Когда я выписался из больницы и вернулся сюда, первым человеком, которого встретил, был Востряков. Очевидно, он заранее узнал день и час моего возвращения. Востряков поздравил меня с выздоровлением и стал велеречиво рассказывать, с каким трудом ему удалось добраться в тот день до берега. Смысл его рассказа сводился к одному: ради спасения моей жизни он совершил подвиг, пренебрёг смертельной опасностью, добрался до базы и поднял тревогу.
Я молчал. Мне было противно видеть и слушать Вострякова. Для меня он уже не существовал. Но ему-то я был очень нужен. Издалека, исподволь, как о чём-то нелепом, противоестественном, он сказал, что на нашей станции ходят какие-то тёмные, компрометирующие его слухи, будто он бросил меня одного, истекающего кровью, и даже не воспользовался имевшейся в домике аптечкой, которую потом обнаружила Миронова. Но ведь каждому непредубеждённому человеку ясно: в той обстановке первым его побуждением было поспешить на берег, поднять тревогу! Ведь у него нет никаких медицинских навыков. Он наскоро перевязал меня тем, что попалось под руку. Мысль об аптечке ему тогда и в голову не пришла. А Миронова с ним почему-то едва здоровается. В коллективе распространяются тёмные слухи…
Сначала я слушал Вострякова с полным безразличием, а потом стал ощущать острое любопытство. Он ни словом не упомянул о том разговоре, который произошёл у нас в домике. Как будто ссоры не существовало.
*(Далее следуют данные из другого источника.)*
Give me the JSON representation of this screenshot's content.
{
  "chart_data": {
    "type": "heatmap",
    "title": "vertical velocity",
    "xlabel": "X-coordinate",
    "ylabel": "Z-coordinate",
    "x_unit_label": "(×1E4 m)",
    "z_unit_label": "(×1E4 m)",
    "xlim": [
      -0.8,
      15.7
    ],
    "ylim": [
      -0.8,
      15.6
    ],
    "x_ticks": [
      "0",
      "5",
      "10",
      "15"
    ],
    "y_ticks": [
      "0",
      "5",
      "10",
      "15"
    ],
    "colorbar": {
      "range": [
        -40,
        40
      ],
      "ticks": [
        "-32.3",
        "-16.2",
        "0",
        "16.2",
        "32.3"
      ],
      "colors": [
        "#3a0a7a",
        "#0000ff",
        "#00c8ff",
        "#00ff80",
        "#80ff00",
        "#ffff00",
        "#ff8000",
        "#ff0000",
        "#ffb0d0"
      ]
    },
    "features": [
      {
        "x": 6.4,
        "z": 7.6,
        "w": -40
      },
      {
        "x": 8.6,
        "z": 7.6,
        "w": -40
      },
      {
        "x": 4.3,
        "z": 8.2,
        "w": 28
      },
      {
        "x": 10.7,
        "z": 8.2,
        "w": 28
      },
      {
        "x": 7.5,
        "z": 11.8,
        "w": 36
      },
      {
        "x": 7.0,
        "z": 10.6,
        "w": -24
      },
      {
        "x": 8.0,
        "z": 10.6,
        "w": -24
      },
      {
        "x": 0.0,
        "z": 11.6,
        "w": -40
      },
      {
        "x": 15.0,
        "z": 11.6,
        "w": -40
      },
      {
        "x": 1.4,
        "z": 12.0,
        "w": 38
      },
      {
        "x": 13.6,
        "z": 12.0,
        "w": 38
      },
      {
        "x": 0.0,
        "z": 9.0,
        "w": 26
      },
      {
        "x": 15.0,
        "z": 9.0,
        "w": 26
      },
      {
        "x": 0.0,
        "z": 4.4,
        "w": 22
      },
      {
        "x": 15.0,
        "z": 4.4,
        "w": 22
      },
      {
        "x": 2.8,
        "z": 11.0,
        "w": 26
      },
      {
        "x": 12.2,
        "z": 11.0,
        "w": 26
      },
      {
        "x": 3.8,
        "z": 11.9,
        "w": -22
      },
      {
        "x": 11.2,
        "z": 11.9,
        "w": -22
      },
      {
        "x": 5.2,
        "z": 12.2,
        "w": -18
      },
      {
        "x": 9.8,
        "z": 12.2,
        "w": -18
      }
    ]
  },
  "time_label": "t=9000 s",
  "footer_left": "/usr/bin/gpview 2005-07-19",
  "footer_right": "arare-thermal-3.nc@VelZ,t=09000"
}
Как будто я не понимал, что моё ранение было для него выходом из положения, отличным предлогом для того, чтобы сбежать. Или он полагал, что ранение отшибло у меня память?..
Но нет, очень скоро я понял, в чём тут дело. Востряков делал ставку на человеческую доброту, на совесть. Он принадлежал к тому сорту людей, которые считают человека добрым только в том случае, если эта доброта проливается на них самих. Если люди честны, участливы, если в них живёт готовность помочь товарищу, попавшему в беду, то, как убеждён Востряков, они обязаны, именно обязаны проявить все эти качества прежде всего по отношению к нему. Он сам ничем никому не обязан. А они обязаны! Вот в чём секрет! Он, Востряков, имеет право требовать от людей, чтобы они ему помогали, прощали его недостатки, любили его. А сам он волен поступать так, как ему выгодно. Вот какой милый парадокс! Я и сейчас не берусь сказать с уверенностью, что лежало в основе такого поведения Вострякова — трезвый расчёт или какой-то беспросветный, безоглядный эгоизм. Востряков уверен, что имеет право прийти к человеку, знающему, что он, Востряков, подлец, и сказать с милой, открытой улыбкой: «Помогите мне, сделайте это для меня!» И при этом убеждён, что ему отказать не имеют права. Вот с такой просьбой он и пришёл ко мне. В чём же она, эта просьба, заключалась? В том, чтобы мы встретились втроём: он, я и Ольга Алексеевна. Востряков только и ждал моего возвращения из больницы, чтобы просить меня о такой встрече. Он хочет, чтобы его доброе имя было восстановлено именно в присутствии Ольги Алексеевны.